Williamson hopes efforts are devoted to persevering with tests.

"I know I'll be part of a few discussions in the next wee while, but I'm a big advocate of the test game, so I'm open to new ways to keep it attractive and at the forefront of international cricket.

"Many of those I talk to still believe it is the pinnacle of the sport because it challenges you in so many ways; and that mindset underlines the importance of the domestic first-class game.

"Introducing pink ball day-night tests might end up as a good initiative, but we had some fantastic test matches in our most recent summer - and for two to three summers before that - and got some reasonable crowds as well."

Williamson says the test format needs "a push" and that could be as simple as the introduction of a global championship from 2019, as proposed by the International Cricket Council.

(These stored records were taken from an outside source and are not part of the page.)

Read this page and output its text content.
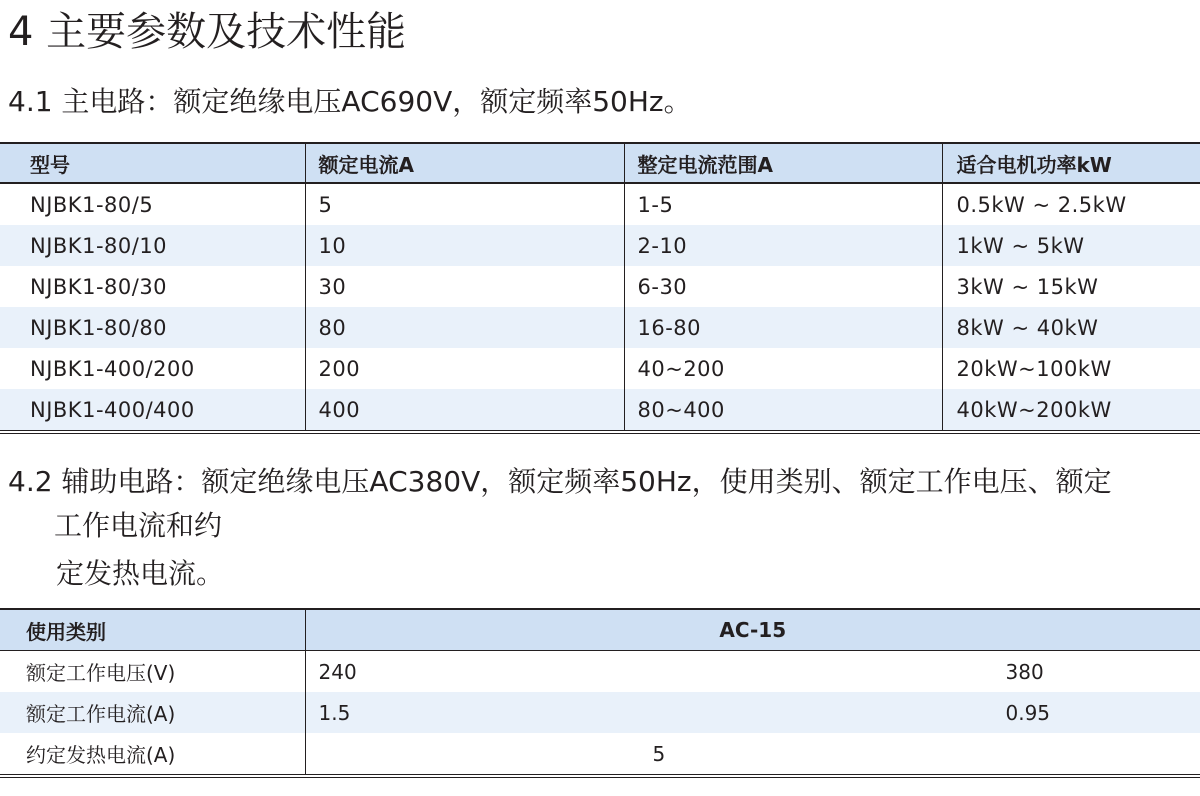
4 主要参数及技术性能
4.1 主电路：额定绝缘电压AC690V，额定频率50Hz。
型号	额定电流A	整定电流范围A	适合电机功率kW
NJBK1-80/5	5	1-5	0.5kW ~ 2.5kW
NJBK1-80/10	10	2-10	1kW ~ 5kW
NJBK1-80/30	30	6-30	3kW ~ 15kW
NJBK1-80/80	80	16-80	8kW ~ 40kW
NJBK1-400/200	200	40~200	20kW~100kW
NJBK1-400/400	400	80~400	40kW~200kW
4.2 辅助电路：额定绝缘电压AC380V，额定频率50Hz，使用类别、额定工作电压、额定
工作电流和约
定发热电流。
使用类别	AC-15
额定工作电压(V)	240 380

额定工作电流(A)	1.5 0.95

约定发热电流(A)	5
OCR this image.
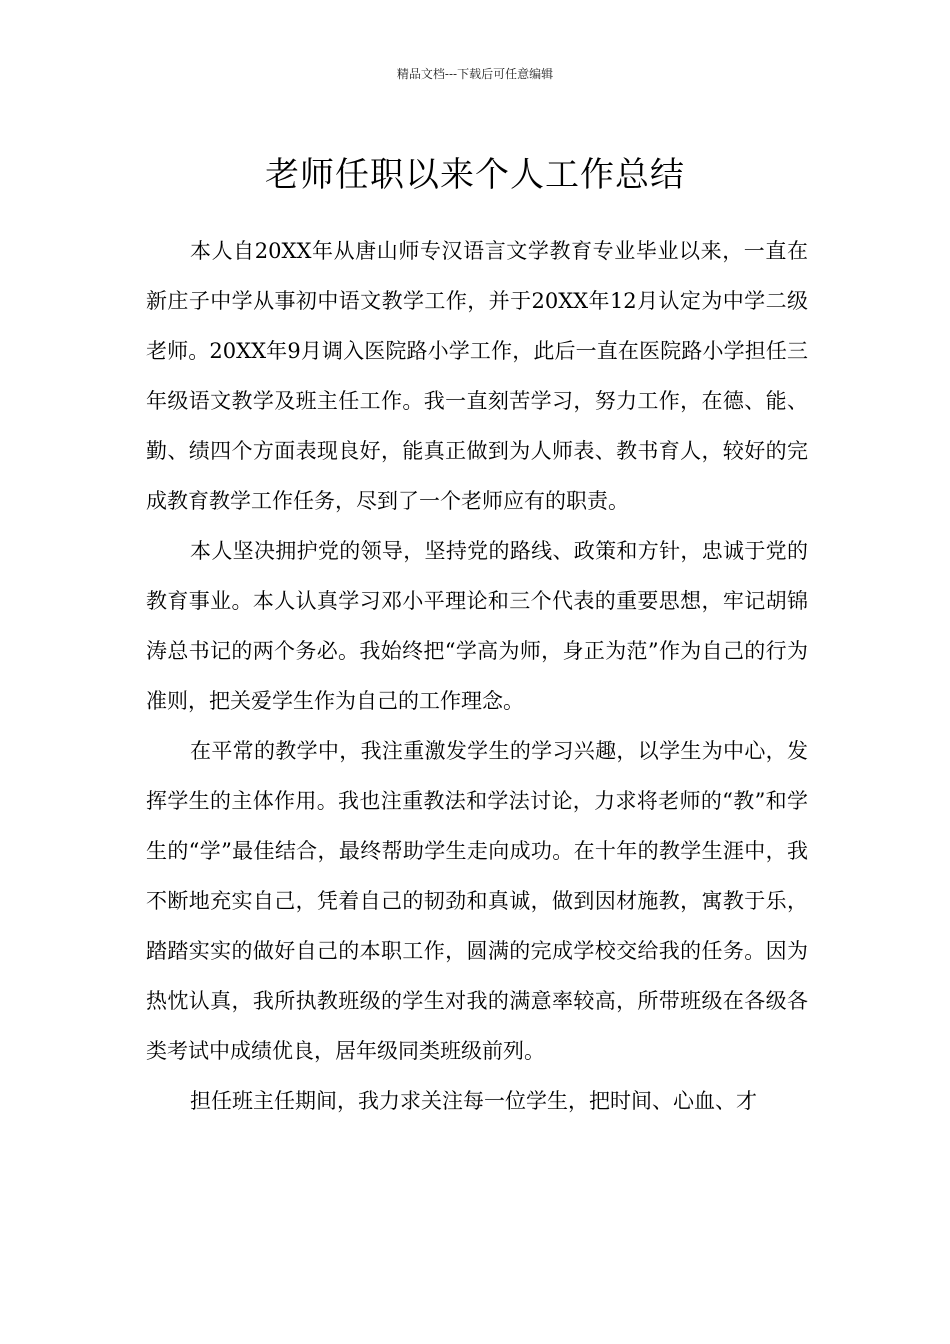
精品文档---下载后可任意编辑
老师任职以来个人工作总结

本人自20XX年从唐山师专汉语言文学教育专业毕业以来，一直在新庄子中学从事初中语文教学工作，并于20XX年12月认定为中学二级老师。20XX年9月调入医院路小学工作，此后一直在医院路小学担任三年级语文教学及班主任工作。我一直刻苦学习，努力工作，在德、能、勤、绩四个方面表现良好，能真正做到为人师表、教书育人，较好的完成教育教学工作任务，尽到了一个老师应有的职责。

本人坚决拥护党的领导，坚持党的路线、政策和方针，忠诚于党的教育事业。本人认真学习邓小平理论和三个代表的重要思想，牢记胡锦涛总书记的两个务必。我始终把“学高为师，身正为范”作为自己的行为准则，把关爱学生作为自己的工作理念。

在平常的教学中，我注重激发学生的学习兴趣，以学生为中心，发挥学生的主体作用。我也注重教法和学法讨论，力求将老师的“教”和学生的“学”最佳结合，最终帮助学生走向成功。在十年的教学生涯中，我不断地充实自己，凭着自己的韧劲和真诚，做到因材施教，寓教于乐，踏踏实实的做好自己的本职工作，圆满的完成学校交给我的任务。因为热忱认真，我所执教班级的学生对我的满意率较高，所带班级在各级各类考试中成绩优良，居年级同类班级前列。

担任班主任期间，我力求关注每一位学生，把时间、心血、才
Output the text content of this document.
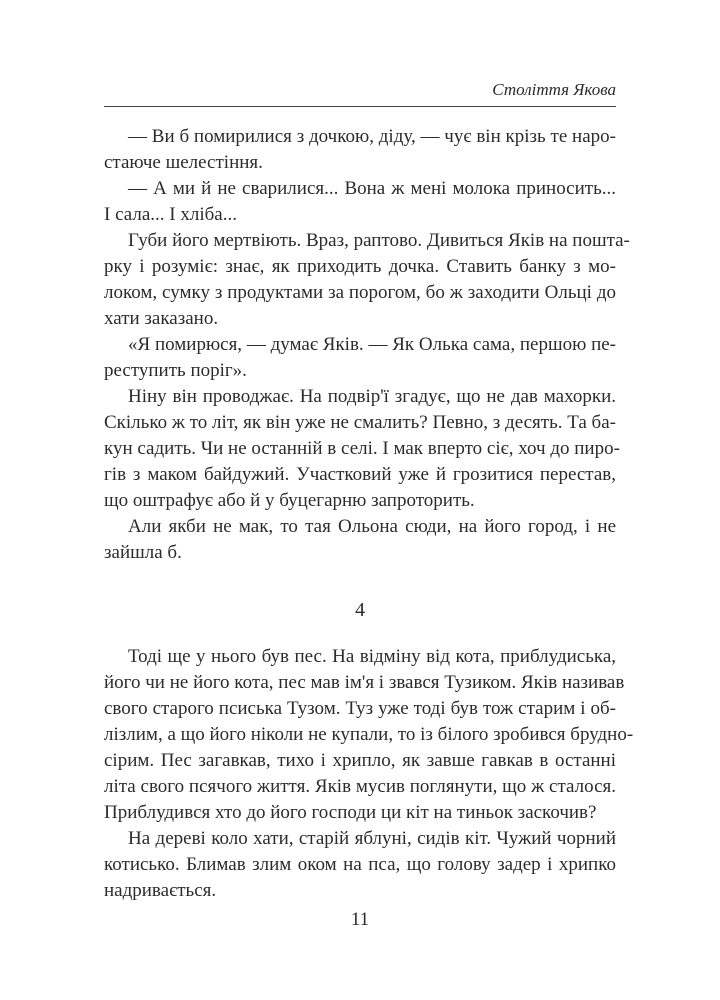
Століття Якова

— Ви б помирилися з дочкою, діду, — чує він крізь те наро-
стаюче шелестіння.

— А ми й не сварилися... Вона ж мені молока приносить...
І сала... І хліба...

Губи його мертвіють. Враз, раптово. Дивиться Яків на пошта-
рку і розуміє: знає, як приходить дочка. Ставить банку з мо-
локом, сумку з продуктами за порогом, бо ж заходити Ольці до
хати заказано.

«Я помирюся, — думає Яків. — Як Олька сама, першою пе-
реступить поріг».

Ніну він проводжає. На подвір'ї згадує, що не дав махорки.
Скілько ж то літ, як він уже не смалить? Певно, з десять. Та ба-
кун садить. Чи не останній в селі. І мак вперто сіє, хоч до пиро-
гів з маком байдужий. Участковий уже й грозитися перестав,
що оштрафує або й у буцегарню запроторить.

Али якби не мак, то тая Ольона сюди, на його город, і не
зайшла б.

4

Тоді ще у нього був пес. На відміну від кота, приблудиська,
його чи не його кота, пес мав ім'я і звався Тузиком. Яків називав
свого старого псиська Тузом. Туз уже тоді був тож старим і об-
лізлим, а що його ніколи не купали, то із білого зробився брудно-
сірим. Пес загавкав, тихо і хрипло, як завше гавкав в останні
літа свого псячого життя. Яків мусив поглянути, що ж сталося.
Приблудився хто до його господи ци кіт на тиньок заскочив?

На дереві коло хати, старій яблуні, сидів кіт. Чужий чорний
котисько. Блимав злим оком на пса, що голову задер і хрипко
надривається.

11
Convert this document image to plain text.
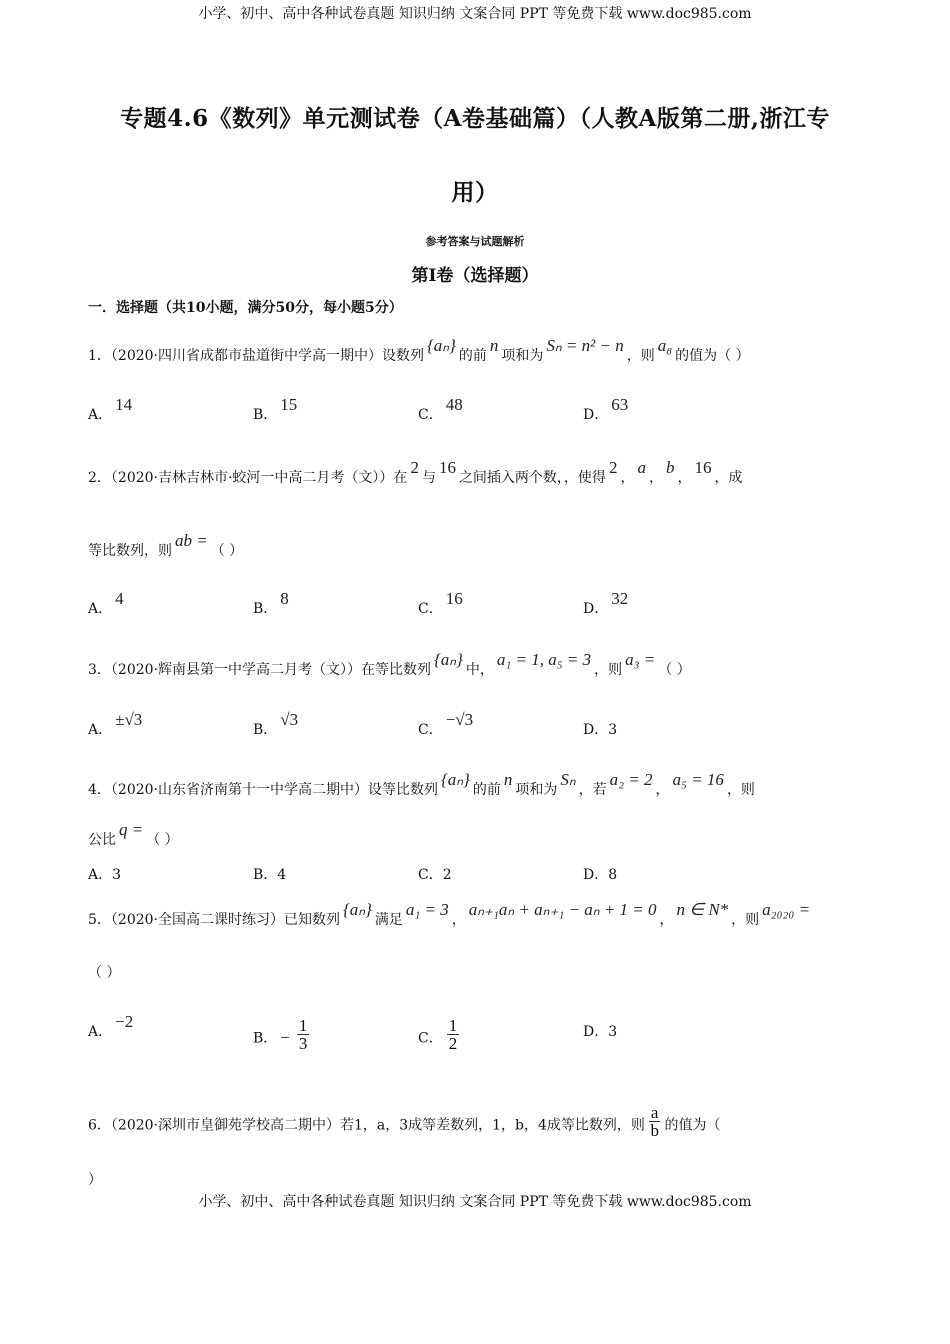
小学、初中、高中各种试卷真题 知识归纳 文案合同 PPT 等免费下载 www.doc985.com
专题4.6《数列》单元测试卷（A卷基础篇）（人教A版第二册,浙江专
用）
参考答案与试题解析
第Ⅰ卷（选择题）
一．选择题（共10小题，满分50分，每小题5分）
1．（2020·四川省成都市盐道街中学高一期中）设数列{aₙ}的前n项和为Sₙ = n² − n，则a₈的值为（ ）
A．14
B．15
C．48
D．63
2．（2020·吉林吉林市·蛟河一中高二月考（文））在2与16之间插入两个数，，使得2，a，b，16，成
等比数列，则ab =（ ）
A．4
B．8
C．16
D．32
3．（2020·辉南县第一中学高二月考（文））在等比数列{aₙ}中，a₁ = 1, a₅ = 3，则a₃ =（ ）
A．±√3
B．√3
C．−√3
D．3
4．（2020·山东省济南第十一中学高二期中）设等比数列{aₙ}的前n项和为Sₙ，若a₂ = 2，a₅ = 16，则
公比q =（ ）
A．3	B．4	C．2	D．8
5．（2020·全国高二课时练习）已知数列{aₙ}满足a₁ = 3，aₙ₊₁aₙ + aₙ₊₁ − aₙ + 1 = 0，n ∈ N*，则a₂₀₂₀ =
（ ）
A．−2
B． − $\frac{1}{3}$	C． $\frac{1}{2}$	D．3
6．（2020·深圳市皇御苑学校高二期中）若1，a，3成等差数列，1，b，4成等比数列，则 $\frac{a}{b}$ 的值为（
）
小学、初中、高中各种试卷真题 知识归纳 文案合同 PPT 等免费下载 www.doc985.com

"I know test cricket is under pressure in places, but it's thriving in some countries.

"This season there are only four tests [in New Zealand]. Players would probably like to see more long term.

"The test championship's really important because it makes things relevant, so the audience knows what any game means and where a team stands. It will allow fans to connect more, as opposed to a rankings system that few people really understand."

Williamson likens a cricket test to a golf major with the ebb and flow leading to a crescendo over four rounds.

"Part of going into the new negotiation is looking at the structure we have. I know NZC will talk to plenty of people involved.

"A number of players within those conversations share a similar view in the importance of the longer format.

"The shorter format helps people gain an understanding of the game. I'd love to think that then brings an interest in tests."